O segundo ponto é que Jules aplica automaticamente as críticas aos "influencers" ao mundo tradicional quando, na verdade, são pouquíssimos os influencers que se consideram tradicionalistas. Via de regra, tradicionalistas não ligam para o Instagram. A maioria dos influenciadores católicos flutua numa amálgaga de marsilistas, olavetes, carismáticos, opusdeístas e cnbbistas. Jules vê "radtrad" onde não tem, porque o ódio ao tradicionalismo já se tornou nela algo profundamente passional. Por isso enxerga "assombrações" de tradicionalismo em todo lugar.
O terceiro ponto é que, embora Jules fale que devemos anunciar a sabedoria da Igreja e respeitar o clero, ela mesma (i) faz deboche das devoções da Igreja, (ii) critica duramente sacertotes e (iii) não acata a sabedoria da Igreja em diversos temas.

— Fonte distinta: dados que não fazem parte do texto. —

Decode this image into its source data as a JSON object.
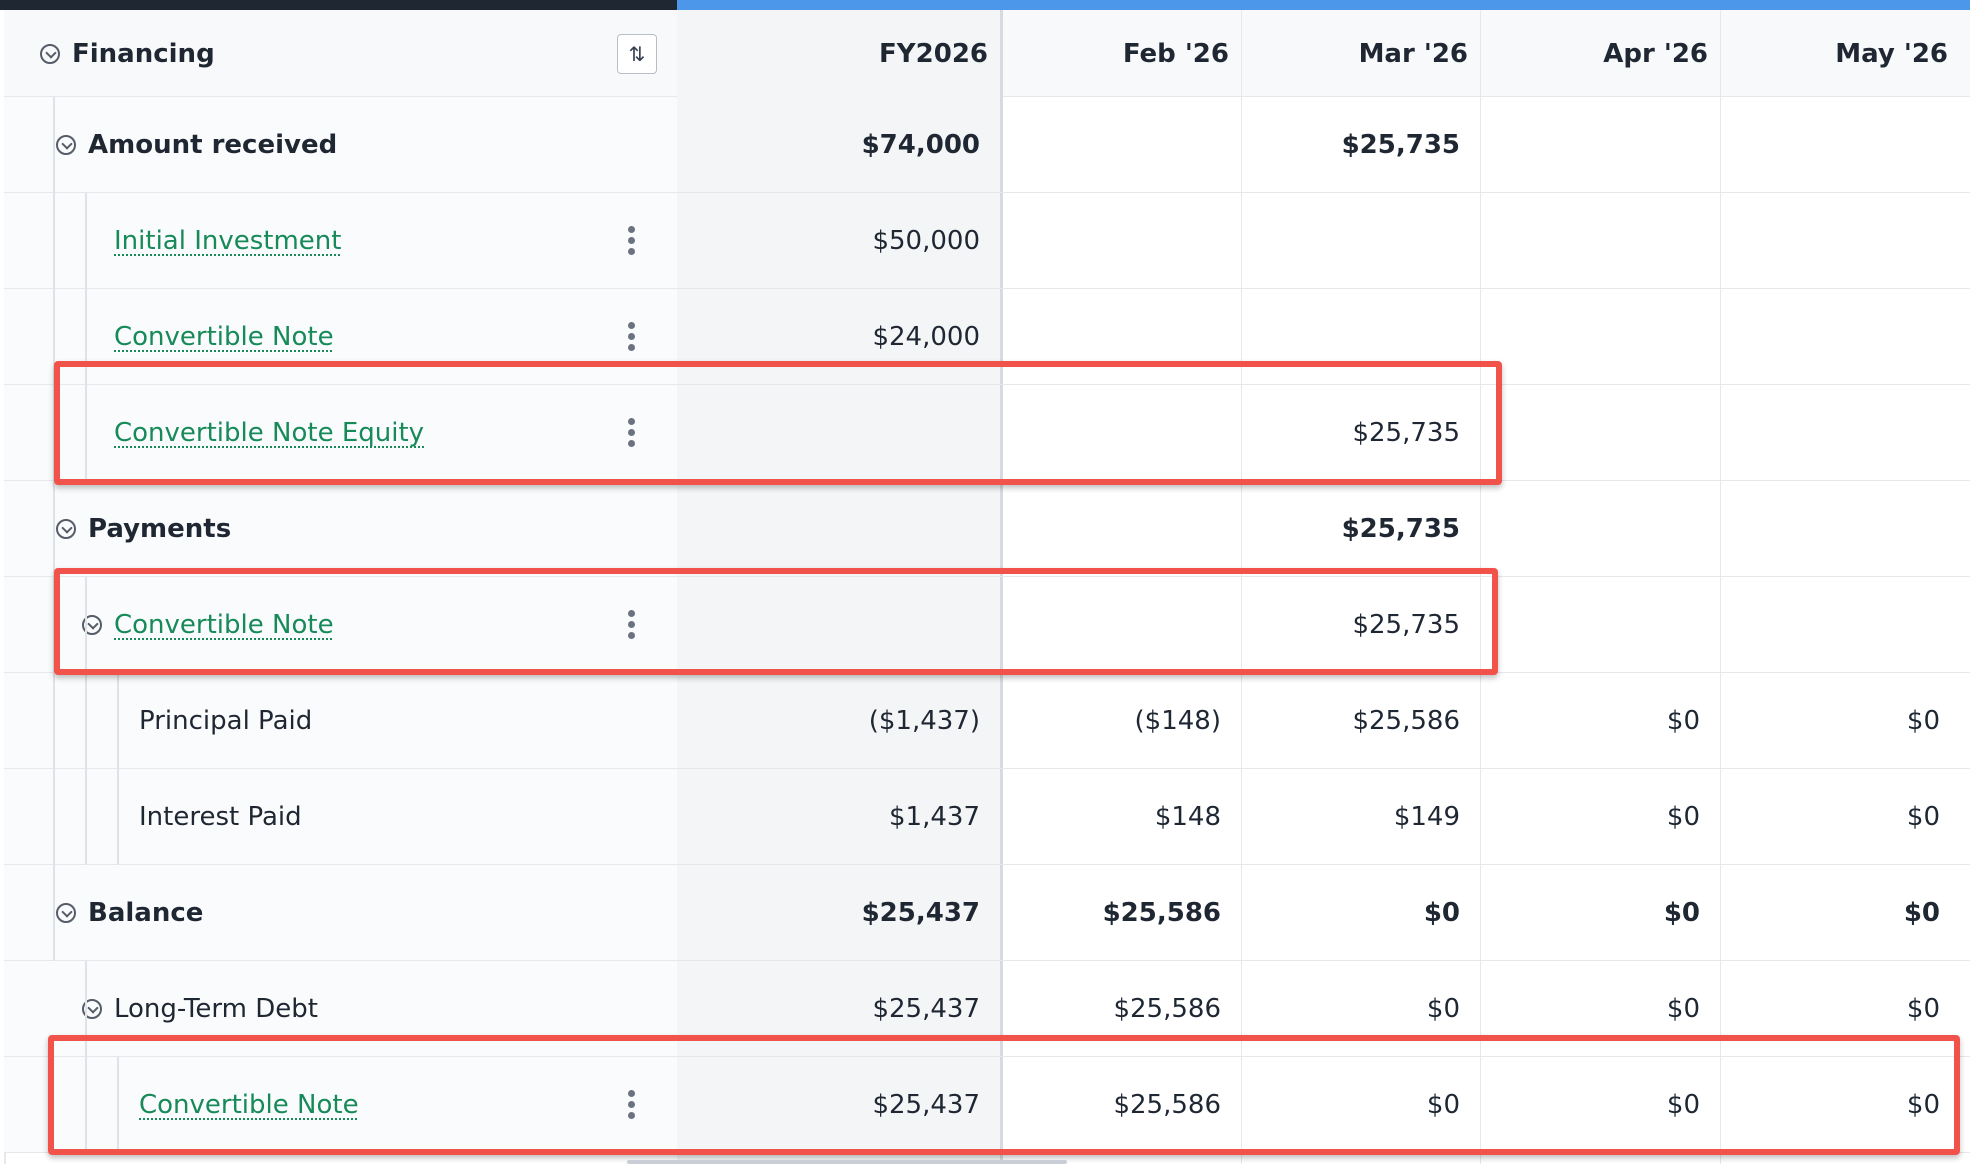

Para ilustrar o ponto anterior, rememoremos que Jules, em outubro deste ano, fez uma sequência de stories atacando um "padre tradicionalista" que lhe pediu que retirasse um quadro no qual ela vestia uma camisa da banda Iron Maiden. Jules não foi polida nas palavras ao criticar o sacerdote:
"Na década de 50, a Europa era amplamente cristã; as pessoas iam muito à igreja e, geralmente, acreditavam em coisas como o mal absoluto e na existência de um bem absoluto. Mas, ninguém conhecia alguém que fosse absolutamente bom. E, com certeza o mal absoluto existia em algum lugar, porque senão como alguém poderia ser absolutamente bom? [...] O que as bandas de heavy metal fizeram ao adotar imagens satânicas foi chocar as pessoas."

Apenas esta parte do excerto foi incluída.